Yields on bonds backed by shopping malls, hotels, office buildings and apartment complexes rose relative to benchmark interest rates as investors wait for the second round of the Federal Reserve's program to jump-start lending.

The spread on a commercial mortgage security rose a full percentage point during the week that ended Thursday, to 6.3 percentage points more than the benchmark swap rate, according to data from JPMorgan Chase & Co.

Investors and Wall Street banks had been gobbling up the bonds as the Fed's program to stimulate new lending promises to boost returns by financing purchases of triple-A-rated commercial mortgage debt.

The Fed effort pushed prices up quickly, and buyers could be pulling away as the commercial mortgage market remains under pressure, according to Lisa Pendergast, a strategist at Jefferies & Co. in Stamford, Conn.
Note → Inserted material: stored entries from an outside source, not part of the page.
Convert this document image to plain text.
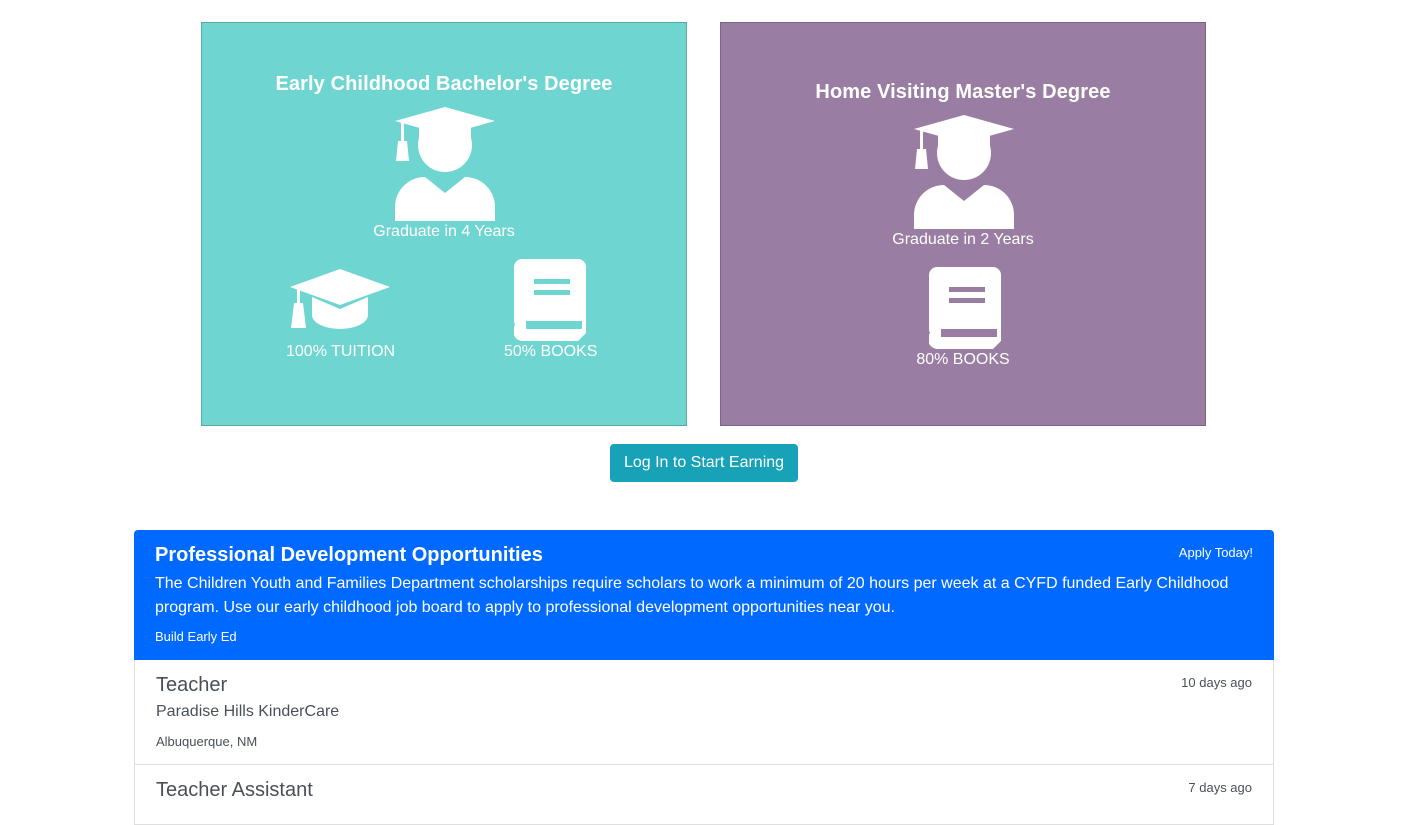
Early Childhood Bachelor's Degree
Graduate in 4 Years
100% TUITION	50% BOOKS
Home Visiting Master's Degree
Graduate in 2 Years
80% BOOKS
Log In to Start Earning
Professional Development Opportunities	Apply Today!
The Children Youth and Families Department scholarships require scholars to work a minimum of 20 hours per week at a CYFD funded Early Childhood program. Use our early childhood job board to apply to professional development opportunities near you.
Build Early Ed
Teacher	10 days ago
Paradise Hills KinderCare
Albuquerque, NM
Teacher Assistant	7 days ago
Maguire Properties Inc., the largest office landlord in downtown Los Angeles, announced Aug. 10 that it planned to surrender control of seven buildings to its lenders.

The mortgages on six of them had been bundled and sold as bonds.

"Maguire should have been a wake-up call for anybody that got lulled into comfort," Pendergast said. "No sophisticated borrower is going to continue to feed a property for very long knowing that their assets are far out of the money."

Last month the Fed began lending against so-called legacy commercial mortgage-backed securities — those sold before Jan. 1. — through its Term Asset-Backed Securities Loan Facility.

Investors sought $669 million in loans to purchase older bonds backed by commercial real estate last month.

The amount of loan requests should increase as investors get more comfortable with the program's mechanics, according to a report from Barclays Capital published Thursday.

The next deadline for investors to apply for loans to buy the older bonds is Aug. 20.

The Fed has reserved the right to reject loan requests if the bond to be used as collateral is deemed too risky. The central bank threw out one bond and accepted 35 in July.

Top-ranked commercial mortgage-backed securities have gained 10.17% since July 1, according to Merrill Lynch & Co. indexes.

Last week's sell-off should be seen as a "momentary setback," Citigroup Inc. analysts led by Darrell Wheeler in New York said in a report published Friday.

The U.S. Public Private Investment Partnership, a separate government program that will lend against a broader swath of commercial mortgage securities, should push prices up further once the program gets off the ground, the Citi analysts said.